Sulit
bagi orang tua manapun untuk menerima bahwa anaknya memiliki cacat mental atau
tunagrahita. Berbagai cara akan ditempuh agar anaknya kembali normal, meski
kenyataannya kondisi ini bukan semacam penyakit yang bisa disembuhkan.
"Sometimes,
we have questions like 'ada obat untuk anak saya?'," kata Mila van der
Meer, seorang konsultan pendidikan khusus untuk tunagrahita, sekaligus project
leader Yayasan Sukacita saat ditemui detikHealth di Bintaro, Jakarta Selatan
seperti ditulis pada Sabtu, (26/1/2013).
Sebuah
pertanyaan yang mudah untuk dijawab sebenarnya, sebab hingga kini memang belum
ada obat yang bisa mengatasi keterbelakangan mental atau sering disebut juga
cacat mental.
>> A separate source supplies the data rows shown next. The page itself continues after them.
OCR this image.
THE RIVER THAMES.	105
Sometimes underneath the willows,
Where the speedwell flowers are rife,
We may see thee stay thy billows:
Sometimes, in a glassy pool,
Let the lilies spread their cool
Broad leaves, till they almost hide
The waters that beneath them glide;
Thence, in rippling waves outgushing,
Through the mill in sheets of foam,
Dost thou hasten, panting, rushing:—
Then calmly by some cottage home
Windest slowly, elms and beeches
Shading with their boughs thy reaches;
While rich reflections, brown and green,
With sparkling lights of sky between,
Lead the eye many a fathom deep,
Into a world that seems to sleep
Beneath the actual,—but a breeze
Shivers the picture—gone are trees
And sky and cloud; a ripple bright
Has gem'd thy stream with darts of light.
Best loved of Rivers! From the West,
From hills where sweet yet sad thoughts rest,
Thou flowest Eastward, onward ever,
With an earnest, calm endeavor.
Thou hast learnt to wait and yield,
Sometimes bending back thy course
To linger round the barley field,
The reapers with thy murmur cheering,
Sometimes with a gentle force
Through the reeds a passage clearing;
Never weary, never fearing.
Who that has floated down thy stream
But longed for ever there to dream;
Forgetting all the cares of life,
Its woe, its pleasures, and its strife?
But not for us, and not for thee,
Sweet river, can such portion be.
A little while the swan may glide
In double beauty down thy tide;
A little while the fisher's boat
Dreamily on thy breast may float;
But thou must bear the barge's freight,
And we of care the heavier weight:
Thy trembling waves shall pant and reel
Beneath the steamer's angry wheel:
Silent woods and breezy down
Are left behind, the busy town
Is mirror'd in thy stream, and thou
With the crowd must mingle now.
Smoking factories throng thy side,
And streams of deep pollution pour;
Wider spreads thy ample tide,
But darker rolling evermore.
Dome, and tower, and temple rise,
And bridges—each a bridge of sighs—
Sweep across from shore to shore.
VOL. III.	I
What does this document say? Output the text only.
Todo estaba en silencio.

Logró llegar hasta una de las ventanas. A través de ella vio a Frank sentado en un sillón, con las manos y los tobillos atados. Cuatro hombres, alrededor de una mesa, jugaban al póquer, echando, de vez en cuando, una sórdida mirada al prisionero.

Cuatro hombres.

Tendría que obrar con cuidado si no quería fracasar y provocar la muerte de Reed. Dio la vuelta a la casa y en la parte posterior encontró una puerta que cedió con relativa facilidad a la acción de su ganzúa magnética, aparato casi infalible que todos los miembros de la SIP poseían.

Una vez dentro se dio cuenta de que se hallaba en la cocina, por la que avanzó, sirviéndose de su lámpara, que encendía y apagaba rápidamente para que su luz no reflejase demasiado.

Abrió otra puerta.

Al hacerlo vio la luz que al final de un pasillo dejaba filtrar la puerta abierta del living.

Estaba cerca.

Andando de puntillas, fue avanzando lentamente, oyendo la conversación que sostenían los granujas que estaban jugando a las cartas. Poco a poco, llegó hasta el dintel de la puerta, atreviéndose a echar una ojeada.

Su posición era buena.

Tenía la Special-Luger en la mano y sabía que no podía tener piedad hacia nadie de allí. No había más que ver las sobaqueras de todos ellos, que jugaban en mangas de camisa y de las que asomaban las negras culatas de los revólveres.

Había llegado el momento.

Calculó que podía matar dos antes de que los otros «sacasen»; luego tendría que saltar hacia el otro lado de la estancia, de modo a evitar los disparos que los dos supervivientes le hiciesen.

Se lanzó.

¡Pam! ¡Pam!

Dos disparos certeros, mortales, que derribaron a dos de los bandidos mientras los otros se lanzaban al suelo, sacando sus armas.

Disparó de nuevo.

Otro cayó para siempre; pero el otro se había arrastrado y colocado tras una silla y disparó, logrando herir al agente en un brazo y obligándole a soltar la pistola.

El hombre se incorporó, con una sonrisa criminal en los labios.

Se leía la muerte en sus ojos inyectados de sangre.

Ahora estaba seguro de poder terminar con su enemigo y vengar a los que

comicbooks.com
Namun bagi orang tua dengan anak cacat mental, tentu bukan
jawaban itu yang diharapkan.
Kalaupun
tidak ada obat, maka bentuk terapi lainnya akan terus dicari. Di tempat Mila
dan rekannya, Marieke Nijland berkarya sejak 2007 yakni di Bali, tidak sedikit
orang tua dengan anak cacat mental mencari kesembuhan ke balian atau semacam
dukun tradisional Bali.
Harapan
untuk bisa menyembuhkan anak cacat mental tidak serta merta bisa diartikan
bahwa para orang tua tidak bisa menerima kondisi anaknya. Umumnya justru karena
menerima, para orang tua lantas mencari pengobatan sebagai bentuk perhatian dan
kasih sayangnya pada sang anak.
"That's
also acceptation (itu juga termasuk penerimaan), because mereka masih pikir
dengan obat anaknya mungkin bisa sehat lagi," lanjut Mila yang bersama
Marieke mendirikan Yayasan Sukacita, sebuah pusat pengetahuan dan informasi
mengenai anak-anak tunagrahita di Ubud, Bali pada tahun 2010.
Kecenderungan
untuk mencari bentuk-bentuk pengobatan alternatif tidak selalu karena kurang
informasi. Orang tua yang berpendidikan sekalipun juga sering melakukan itu,
meski tahu bahwa cacat mental susah disembuhkan. Bukan pula soal kaya atau
miskin, sebab siapapun pasti akan sulit berdiam diri tanpa melakukan upaya
apapun jika memiliki anak dengan cacat mental.
Bahkan
bukan hanya di Bali atau Indonesia pada umumnya, di Belanda yang relatif lebih
maju pun masih banyak orang tua mencari terapi alternatif untuk anak cacat
mental. Tidak peduli belum ada bukti ilmiahnya, selama tidak membahayakan si
anak maka pasti akan dicoba.
"Semua
orang tua mencoba semua cara untuk membikin anak jadi biasa lagi. Saya juga
lihat di Holland, di Belanda, ada terapi ini terapi itu. Ada juga trainning
dengan dolphin, dengan lumba-lumba. Itu tidak selalu berarti negatif, bisa juga
positif karena itu bagian dari proses," kata Mila.